By the argument's close, it appeared to some that while the justices had asked close questions of Austria's lawyer, and listened respectfully to the attorney for the US, some of the justices seemed to be collaborating with Mr Schoenberg in addressing the thorny problem of how to balance foreign relations concerns with allowing such a lawsuit.
Others flatly predict that the Court will never allow the case to go forward given US executive branch concerns.
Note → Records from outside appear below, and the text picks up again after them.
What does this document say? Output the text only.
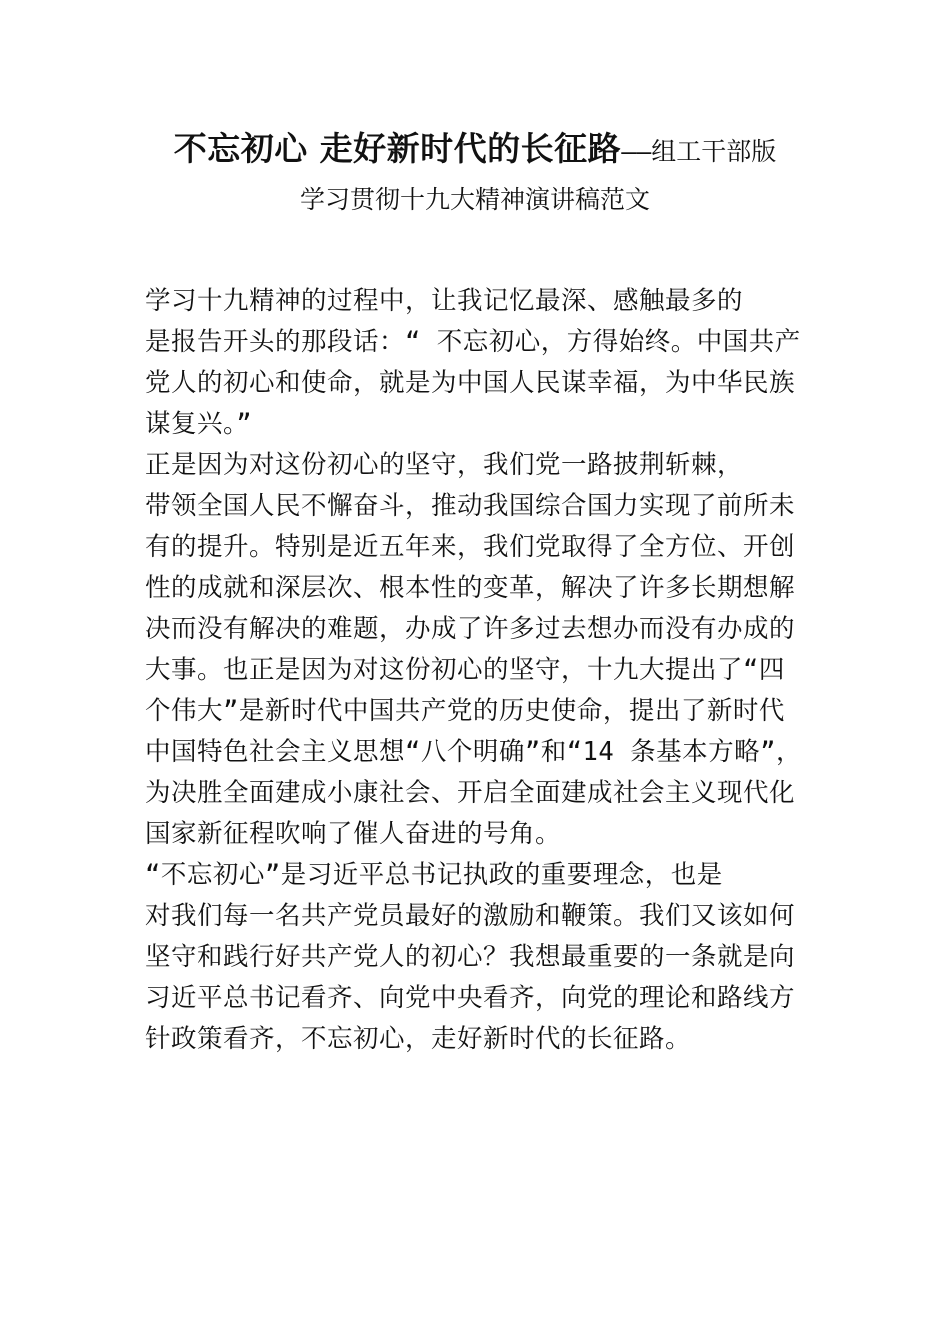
不忘初心 走好新时代的长征路——组工干部版
学习贯彻十九大精神演讲稿范文
学习十九精神的过程中，让我记忆最深、感触最多的
是报告开头的那段话：“ 不忘初心，方得始终。中国共产
党人的初心和使命，就是为中国人民谋幸福，为中华民族
谋复兴。”
正是因为对这份初心的坚守，我们党一路披荆斩棘，
带领全国人民不懈奋斗，推动我国综合国力实现了前所未
有的提升。特别是近五年来，我们党取得了全方位、开创
性的成就和深层次、根本性的变革，解决了许多长期想解
决而没有解决的难题，办成了许多过去想办而没有办成的
大事。也正是因为对这份初心的坚守，十九大提出了“四
个伟大”是新时代中国共产党的历史使命，提出了新时代
中国特色社会主义思想“八个明确”和“14 条基本方略”，
为决胜全面建成小康社会、开启全面建成社会主义现代化
国家新征程吹响了催人奋进的号角。
“不忘初心”是习近平总书记执政的重要理念，也是
对我们每一名共产党员最好的激励和鞭策。我们又该如何
坚守和践行好共产党人的初心？我想最重要的一条就是向
习近平总书记看齐、向党中央看齐，向党的理论和路线方
针政策看齐，不忘初心，走好新时代的长征路。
When the justices rose, Ruth Bader Ginsberg led the way out the left rear door, followed by Justices Souter and Scalia, neither talking to the other. The nine justices will now meet in closed session to deliberate.

Case history

The art: Six paintings by Gustav Klimt now on view at the Austrian National Gallery (ANG). Their value: Said to be more than $100 million. Former owner: Ferdinand Bloch-Bauer, wealthy Jewish sugar magnate in Vienna. His wife: Adele Bloch-Bauer, famously portrayed in two of the paintings. The will: Adele died in 1923, leaving a will "kindly" asking Ferdinand to give the six Klimts to the ANG on his death. This was not a bequest, Altmann says. The Nazis: Stole the paintings from Ferdinand's home after Austrian annexation in 1938. Ferdinand escaped to Switzerland. And then: Nazis gave two paintings to the ANG, purportedly following Adele's will. Four others were kept or given to Austrian museums. In 1945: Ferdinand died penniless in Switzerland, leaving his property to his heirs. After the war: The ANG cited Adele's will to keep the paintings, despite allegedly possessing an internal letter saying it had no legitimate claim to own them. Austria used export control laws to force emigrating Jews to "donate" art to the nation when they sought the official permits required to take the rest of their collections with them. The lawyer for Ferdinand's heirs, allegedly without authorisation, and anticipating Austrian delay tactics to keep the Klimt paintings, gave all six paintings to the ANG to obtain the permits the family needed to export the rest of Ferdinand's collection.